Jesus directed their minds and their hearts to the bread of life, but they could not understand that. When Jesus spoke of the bread of life, they pleaded with him: “Sir, give us this bread always” (Jn 6:34), but their minds remained closed, thinking only of a good life here on earth.
  1. AIMLESS KIND OF LIFE
Paul never beats about the bush, but goes straight to the point.To the Ephesians and to us he says: Do not be like the pagans, “living the aimless kind of life” that they live.

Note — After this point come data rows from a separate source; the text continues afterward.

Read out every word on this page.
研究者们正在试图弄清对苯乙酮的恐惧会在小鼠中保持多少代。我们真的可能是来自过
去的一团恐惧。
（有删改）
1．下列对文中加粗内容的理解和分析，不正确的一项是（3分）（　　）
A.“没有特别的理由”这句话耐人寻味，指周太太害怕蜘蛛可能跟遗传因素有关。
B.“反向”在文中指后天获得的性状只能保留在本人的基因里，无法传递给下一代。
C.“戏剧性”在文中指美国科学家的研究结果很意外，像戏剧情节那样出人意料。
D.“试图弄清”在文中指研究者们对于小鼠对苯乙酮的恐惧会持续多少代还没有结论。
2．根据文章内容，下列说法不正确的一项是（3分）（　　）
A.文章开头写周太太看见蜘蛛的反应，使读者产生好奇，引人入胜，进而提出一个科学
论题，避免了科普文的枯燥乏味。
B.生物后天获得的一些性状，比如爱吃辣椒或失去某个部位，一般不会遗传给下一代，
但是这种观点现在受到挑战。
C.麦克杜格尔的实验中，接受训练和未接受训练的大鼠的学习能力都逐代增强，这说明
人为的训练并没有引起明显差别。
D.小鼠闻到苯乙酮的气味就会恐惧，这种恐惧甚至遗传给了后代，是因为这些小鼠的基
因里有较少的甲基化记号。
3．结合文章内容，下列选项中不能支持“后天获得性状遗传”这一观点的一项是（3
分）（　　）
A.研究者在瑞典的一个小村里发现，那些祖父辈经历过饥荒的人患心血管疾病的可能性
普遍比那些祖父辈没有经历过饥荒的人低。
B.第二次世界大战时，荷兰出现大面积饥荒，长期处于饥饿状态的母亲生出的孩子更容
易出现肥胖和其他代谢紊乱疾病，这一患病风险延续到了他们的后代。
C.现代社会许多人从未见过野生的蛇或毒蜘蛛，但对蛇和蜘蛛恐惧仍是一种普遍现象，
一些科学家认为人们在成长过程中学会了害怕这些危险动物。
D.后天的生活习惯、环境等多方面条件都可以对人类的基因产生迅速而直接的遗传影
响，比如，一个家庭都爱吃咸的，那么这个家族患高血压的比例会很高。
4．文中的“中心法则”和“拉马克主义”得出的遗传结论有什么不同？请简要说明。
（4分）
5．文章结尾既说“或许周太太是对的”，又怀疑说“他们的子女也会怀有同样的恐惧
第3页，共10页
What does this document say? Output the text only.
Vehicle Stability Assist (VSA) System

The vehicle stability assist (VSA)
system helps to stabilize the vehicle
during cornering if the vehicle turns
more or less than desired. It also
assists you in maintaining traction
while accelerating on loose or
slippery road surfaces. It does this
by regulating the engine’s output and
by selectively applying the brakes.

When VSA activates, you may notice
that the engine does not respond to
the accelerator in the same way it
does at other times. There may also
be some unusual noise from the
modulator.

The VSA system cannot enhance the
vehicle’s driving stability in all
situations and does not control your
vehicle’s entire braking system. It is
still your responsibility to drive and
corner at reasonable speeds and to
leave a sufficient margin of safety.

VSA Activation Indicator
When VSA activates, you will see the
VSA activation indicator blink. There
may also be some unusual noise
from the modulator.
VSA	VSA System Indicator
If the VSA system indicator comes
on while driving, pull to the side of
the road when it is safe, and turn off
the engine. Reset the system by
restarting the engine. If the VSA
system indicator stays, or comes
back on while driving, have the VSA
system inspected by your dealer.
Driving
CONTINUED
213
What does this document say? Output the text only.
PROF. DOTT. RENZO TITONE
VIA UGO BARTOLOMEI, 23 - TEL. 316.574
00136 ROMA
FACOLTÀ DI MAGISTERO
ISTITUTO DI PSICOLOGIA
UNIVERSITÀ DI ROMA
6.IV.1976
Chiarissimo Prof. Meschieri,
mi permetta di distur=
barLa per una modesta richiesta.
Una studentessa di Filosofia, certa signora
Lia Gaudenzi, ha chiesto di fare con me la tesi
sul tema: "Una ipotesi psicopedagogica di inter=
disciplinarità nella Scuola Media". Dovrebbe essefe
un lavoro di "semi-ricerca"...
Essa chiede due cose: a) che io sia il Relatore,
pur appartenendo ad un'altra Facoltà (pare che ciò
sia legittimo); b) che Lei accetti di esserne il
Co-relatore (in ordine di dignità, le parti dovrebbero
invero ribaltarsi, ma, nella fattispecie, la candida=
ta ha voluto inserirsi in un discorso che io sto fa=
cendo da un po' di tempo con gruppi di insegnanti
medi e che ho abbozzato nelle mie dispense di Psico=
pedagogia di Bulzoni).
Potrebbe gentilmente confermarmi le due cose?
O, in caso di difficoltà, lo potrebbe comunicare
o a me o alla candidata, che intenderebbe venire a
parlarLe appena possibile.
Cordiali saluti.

Paul was referring to the Graeco-Roman society in which he lived. It was a society with great achievements, but those achievements were obtained upon the blood of countless people. It was a society dominated by violence, where people enjoyed and played with violence. It was a society built upon slavery, in which the State was all powerful, with the lives of the citizens at the mercy of the whims of their rulers. It was a society where the rich and the powerful enjoyed life, spending their time in games, dinners and orgies. Everybody had to fight for life, and the weakest were crushed, thrown away and forgotten. Most of the great people of the past, the ones history talks about, were blood thirsty tyrants.
Looking at that society, Paul saw it as an empty and aimless society, without values and without ideals. It was a rotten society, “corrupt and deluded by its lusts”. “They have lost all sensitivity and have abandoned themselves to licentiousness, greedy to practice every kind of impurity.” (Ep 4:19-22). 
In many aspects, Paul’s critique can be applied to our modern, post-Christian society. People have created idols for themselves, gods made on their own image: Money, profit, wealth, power, lust, self-indulgence, that represent no more than our own inner urgings for self-satisfaction and dominance.
We have lost the sense of family and community. Our society is an individualistic society, which ignores the neighbour and the poor; it is selfish, concerned only with one’s life and well-being. 

We need to change. We must be guided by Christ. He is the teacher, and he is the way, the truth and the life. We must get rid of our old self and put on Christ, becoming a new creation. We must allow ourselves to be transformed by the Holy Spirit and “created according to the likeness of God in true righteousness and holiness” (Ep 4:24).